Localizing Alphabets with RWCString and RWWString

SourcePro Core : Essential Tools Module User's Guide : Internationalization Classes : Localizing Alphabets with RWCString and RWWString

The Essential Tools Module allows the use of multibyte and wide-character encodings. Because 8 bits is often not enough to represent all the character glyphs of various languages, the Essential Tools Module also allows two kinds of extensions: multibyte and wide-character encodings.

Multibyte encodings use a sequence of one or more bytes to represent a single character. (Typically the ASCII characters are still one byte long.) These encodings are compact, but may be inconvenient for indexing and substring operations. Wide character encodings, in contrast, place each character in a 16- or 32-bit integral type called a wchar_t, and represent a string as an array of wchar_t. Usually it is possible to translate a string encoded in one form into the other.

The two efficient string types in the Essential Tools Module, RWCString and RWWString, were discussed in Chapter 3. RWCString represents strings of 8-bit chars, with some support for multibyte strings. RWWString represents strings of wchar_t.
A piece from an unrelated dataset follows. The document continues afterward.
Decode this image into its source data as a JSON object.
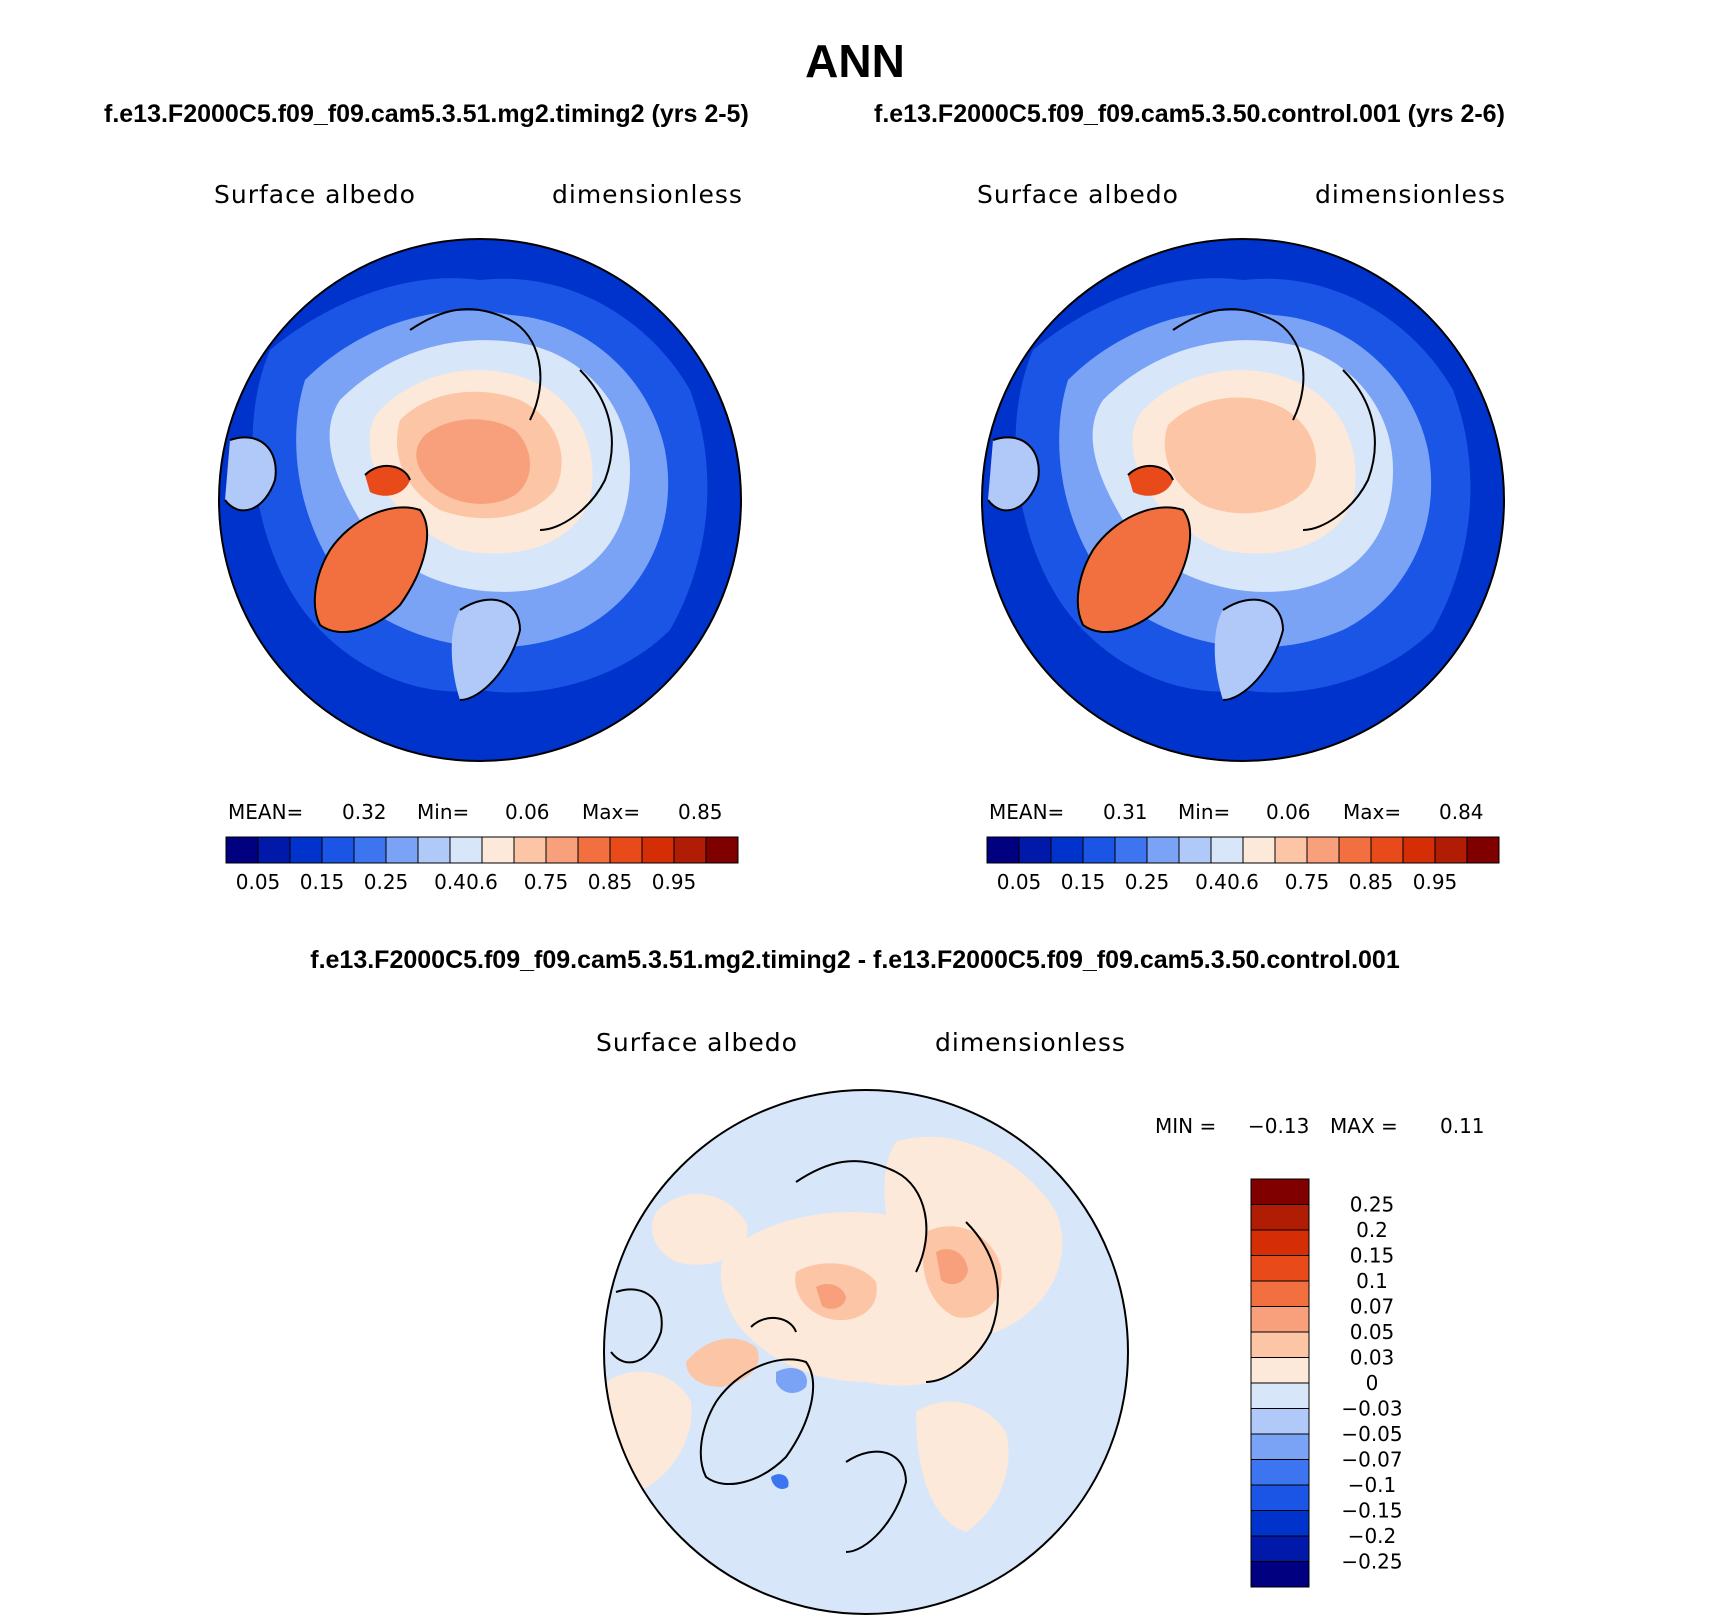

Both provide access to Standard C Library support for local collation conventions with the member function collate() and the global function strXForm(). In addition, the library provides conversions between wide and multibyte representations. The wide- and multibyte-character encodings used are those of the host system.
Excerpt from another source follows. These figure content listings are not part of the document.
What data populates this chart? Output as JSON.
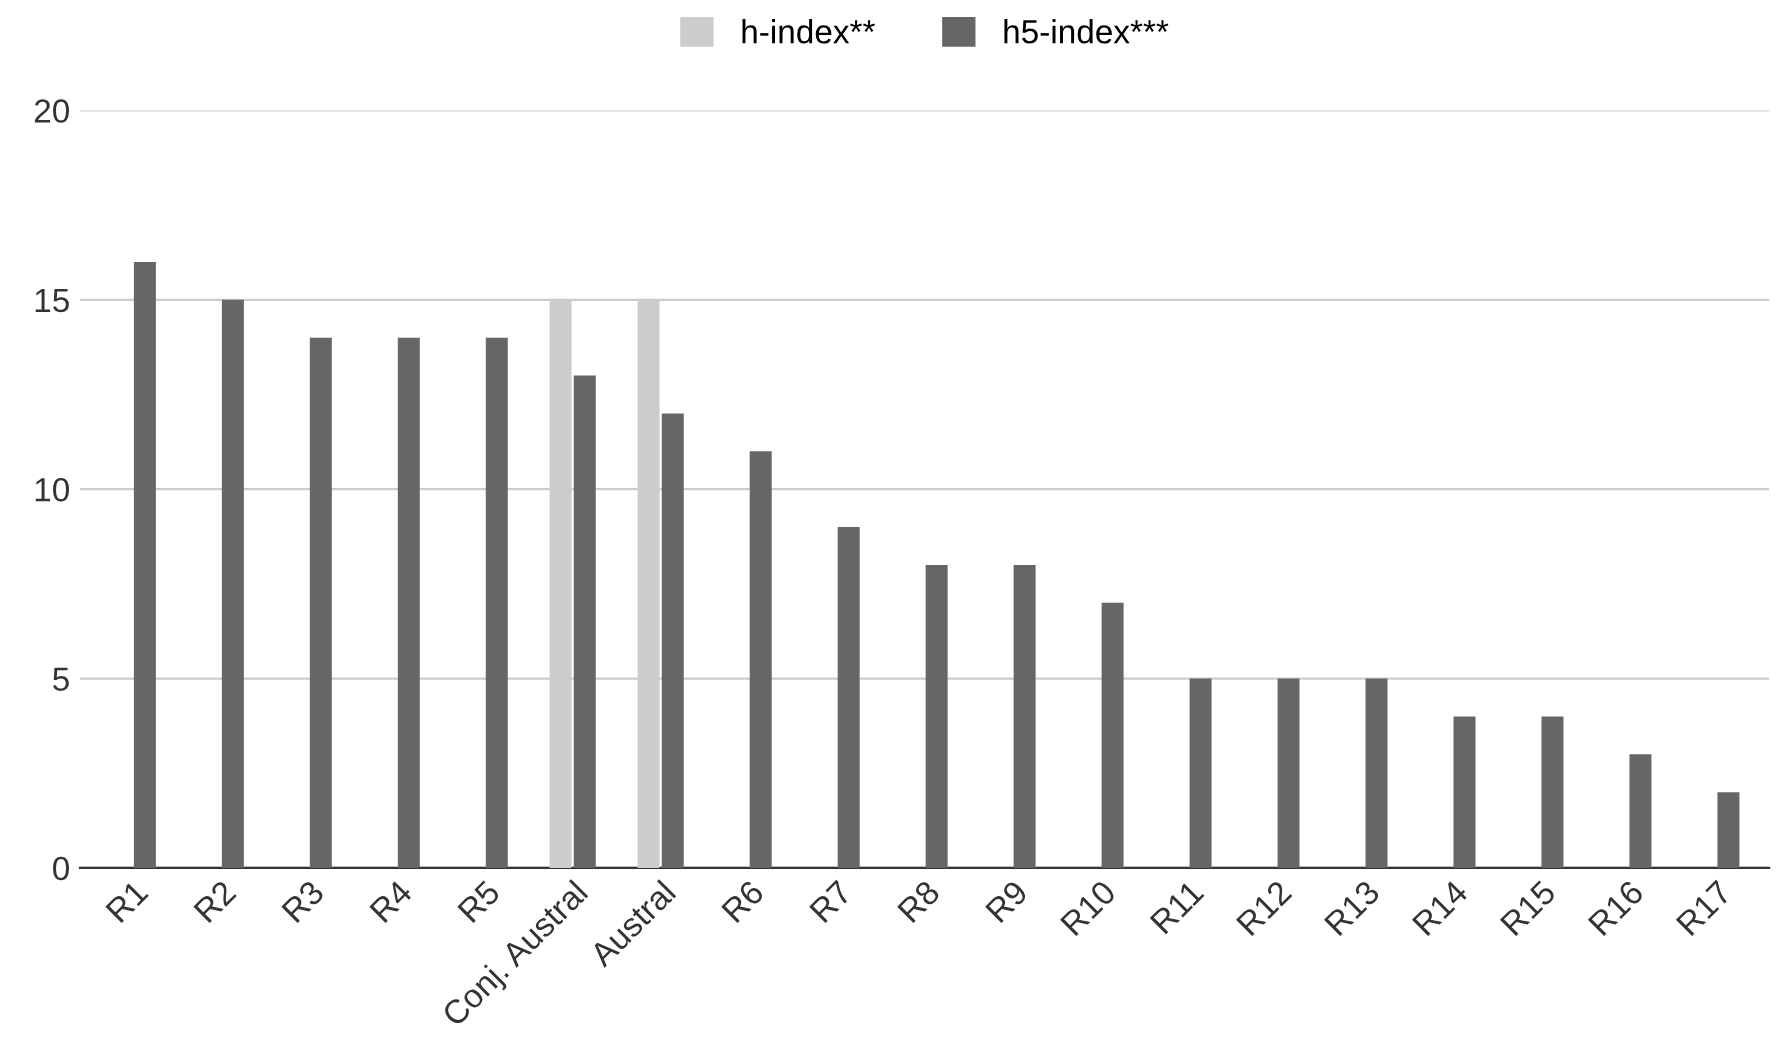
{
  "chart_data": {
    "type": "bar",
    "categories": [
      "R1",
      "R2",
      "R3",
      "R4",
      "R5",
      "Conj. Austral",
      "Austral",
      "R6",
      "R7",
      "R8",
      "R9",
      "R10",
      "R11",
      "R12",
      "R13",
      "R14",
      "R15",
      "R16",
      "R17"
    ],
    "series": [
      {
        "name": "h-index**",
        "color": "#cccccc",
        "values": [
          null,
          null,
          null,
          null,
          null,
          15,
          15,
          null,
          null,
          null,
          null,
          null,
          null,
          null,
          null,
          null,
          null,
          null,
          null
        ]
      },
      {
        "name": "h5-index***",
        "color": "#666666",
        "values": [
          16,
          15,
          14,
          14,
          14,
          13,
          12,
          11,
          9,
          8,
          8,
          7,
          5,
          5,
          5,
          4,
          4,
          3,
          2
        ]
      }
    ],
    "ylim": [
      0,
      20
    ],
    "yticks": [
      0,
      5,
      10,
      15,
      20
    ],
    "grid": "y",
    "legend": "top"
  }
}
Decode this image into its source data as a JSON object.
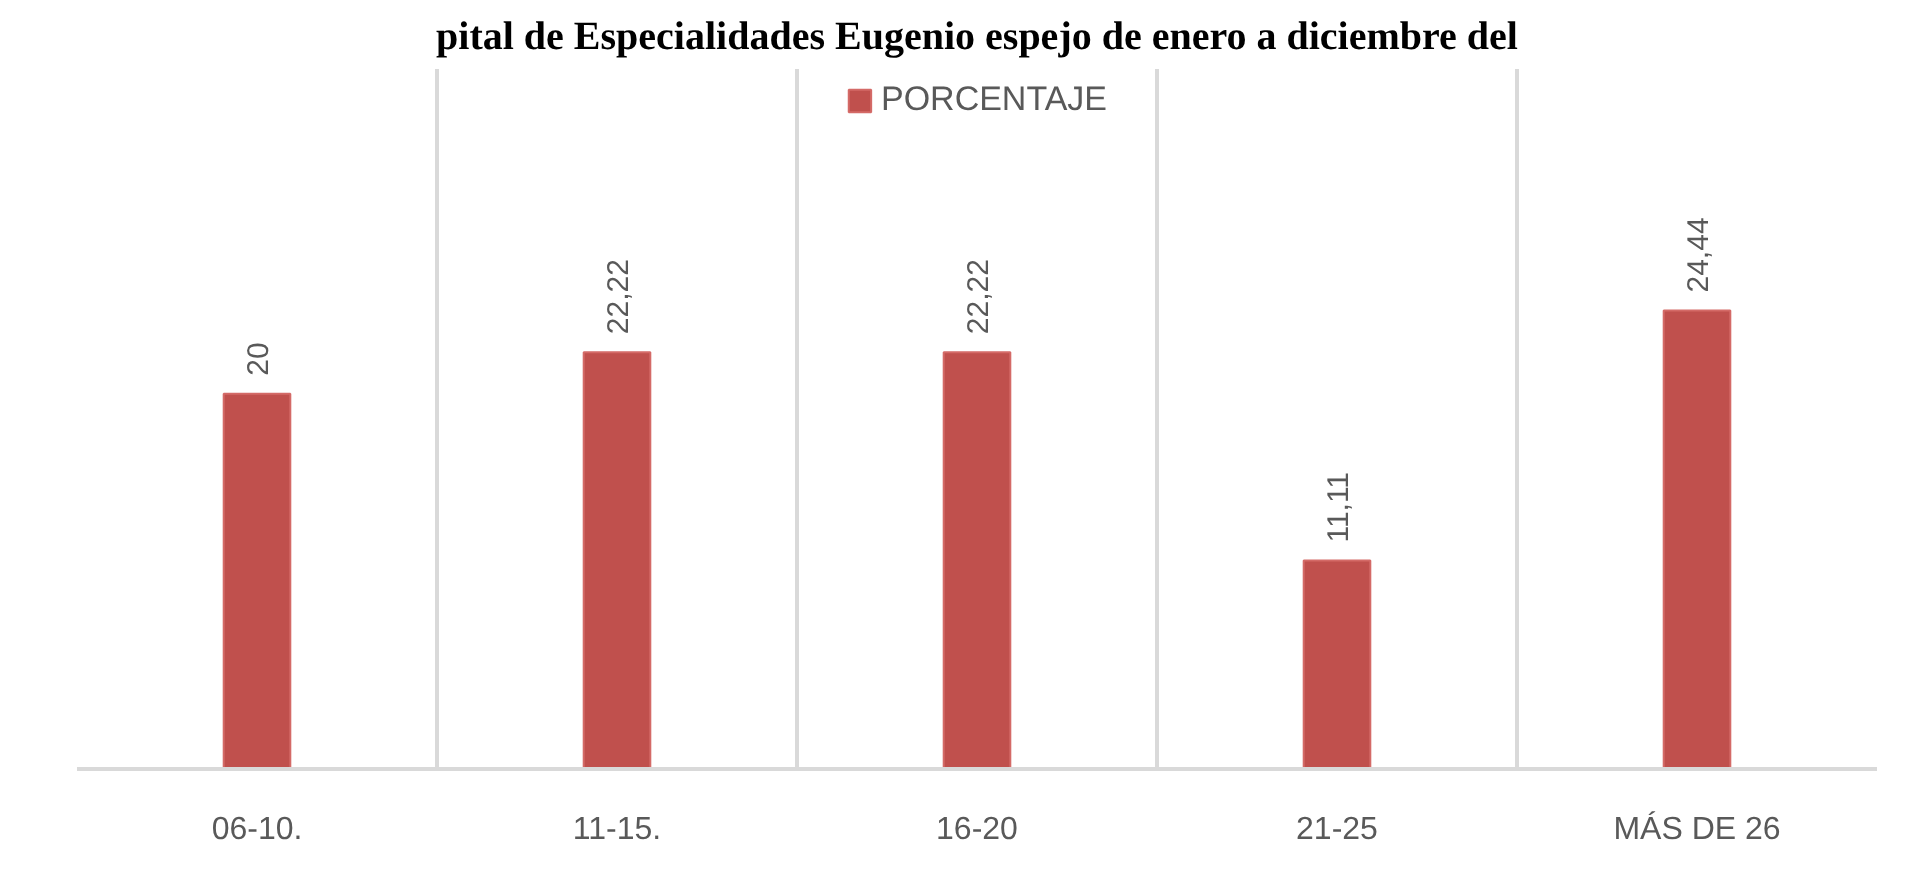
{
  "chart_data": {
    "type": "bar",
    "title": "pital de Especialidades Eugenio espejo de enero a diciembre del",
    "categories": [
      "06-10.",
      "11-15.",
      "16-20",
      "21-25",
      "MÁS DE 26"
    ],
    "series": [
      {
        "name": "PORCENTAJE",
        "color": "#c0504d",
        "values": [
          20,
          22.22,
          22.22,
          11.11,
          24.44
        ],
        "value_labels": [
          "20",
          "22,22",
          "22,22",
          "11,11",
          "24,44"
        ]
      }
    ],
    "tick_labels": "x",
    "grid": "x",
    "legend": "top"
  }
}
But representation of alphabets can be even more complex. For example, is a character upper case, lower case, or neither? In a sorted list, where do you put the names that begin with accented letters? What about Cyrillic names? How are wide-character strings represented on byte streams? Standards bodies and corporate labs are discussing these issues, but the results are not yet portable. For the time being, the Essential Tools Module strives to make best use of what they provide.